アイナシの花が満開を迎えようとしています。病害虫に侵され、年々ダイナミックさがなくなりつつありますが、新たに若い枝が伸びておりますので回復の兆しも見えます。アイナシは、東海地方の一部にしか生育しない自生種のイヌナシと栽培種のナシとが合わさった自然交配種(偶然の産物)であり,その種子は、ほとんど発芽生育しないとされており,植物学上非常に珍しく貴重なものです。
府南寺のアイナシは、江戸時代はすでに1本の大樹でしたが,明治の中頃に一部の信仰心のない愚かな村人により伐採の危機に会ったと伝えられています。当時の住職らがその貴重さに気づき人災、天災から守り抜き、現在は根元から5本の幹が伸び、非常に珍しい状態で高さ10メートル以上に達しています。樹齢300年以上と考えられ、昭和47年4月1日に県の天然記念物に指定されました。

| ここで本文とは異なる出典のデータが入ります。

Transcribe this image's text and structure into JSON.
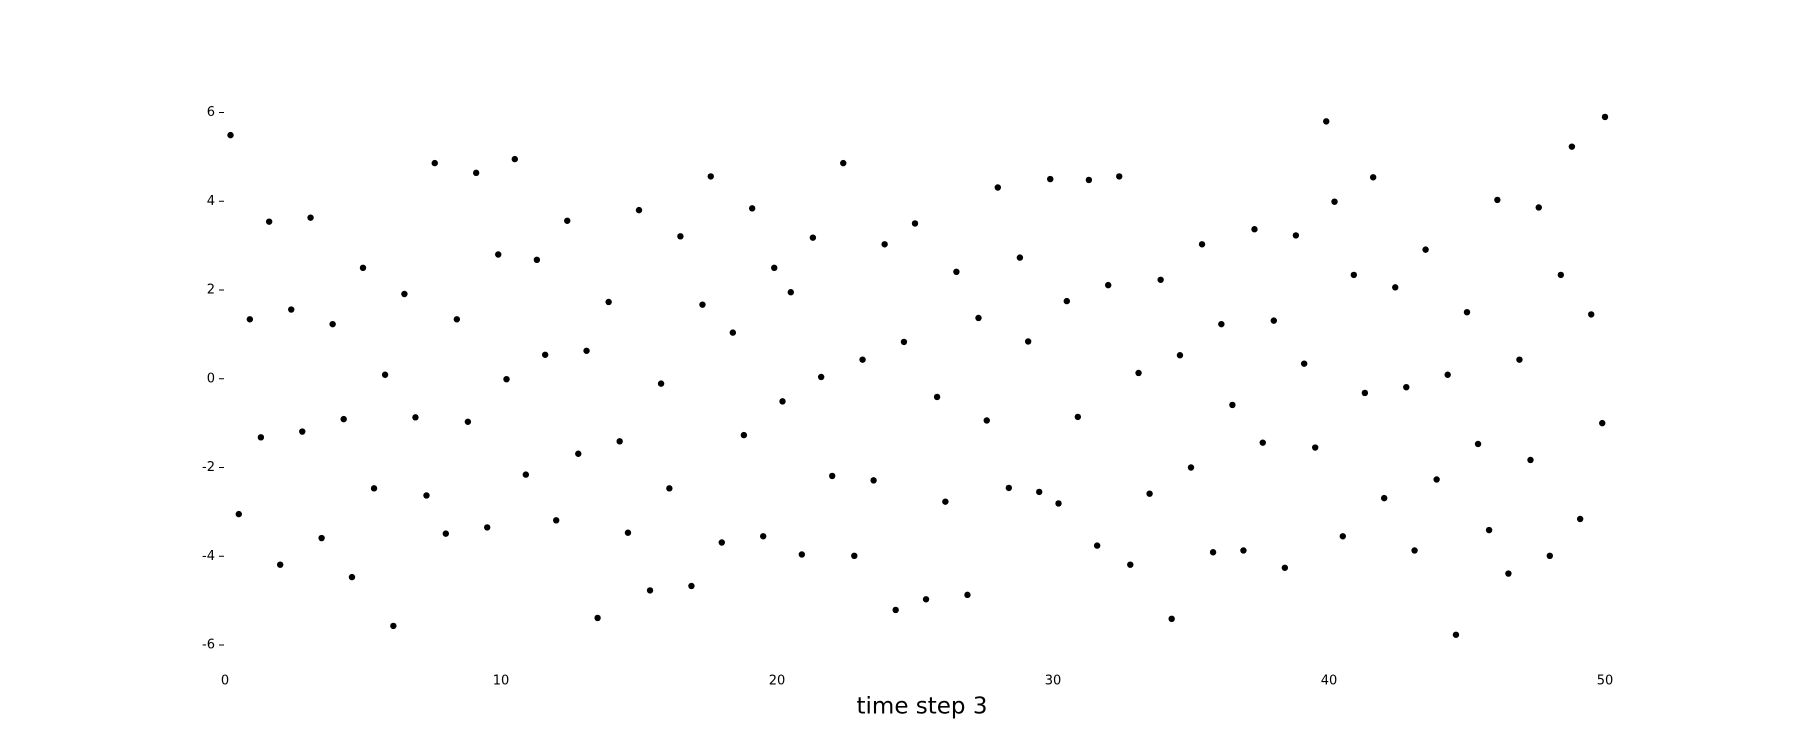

お寺に咲く幾多の危機を乗り越えた歴史ある天然樹木の花です。観光の目的で人工的に植樹された木ではございません。府南寺のアイナシの花は、長い年月が織りなす「自然の恵み・ご縁」かと思われます。
まだまだコロナウィルスの影響が拭えません。お花見だけでなく、「今」生きていられることに感謝し、お越しの際は本尊(国府阿弥陀如来、国府千手観世音菩薩)に手を合わせていただきましたら幸いに存じます。その際、般若心経、阿弥陀如来の真言(おん あみりた ていぜい からうん)、千手観世音菩薩の真言(おん ばざら たらま きりく)を唱えていただければなお一層心が穏やかになられることでしょう。残念ながら、老若男女問わず、「生かされている」ことに感謝して手を合わせる習慣のなくなりつつある日本という国ですが、静かに心を整えていただく機会を持っていただければ幸いに存じます。。合掌
なお、アイナシの花が咲く時期になると電話での問い合わせをされる方がお見えになります。法務に支障を及ぼす場合がございますので、どうかお電話での問い合わせはご遠慮ください。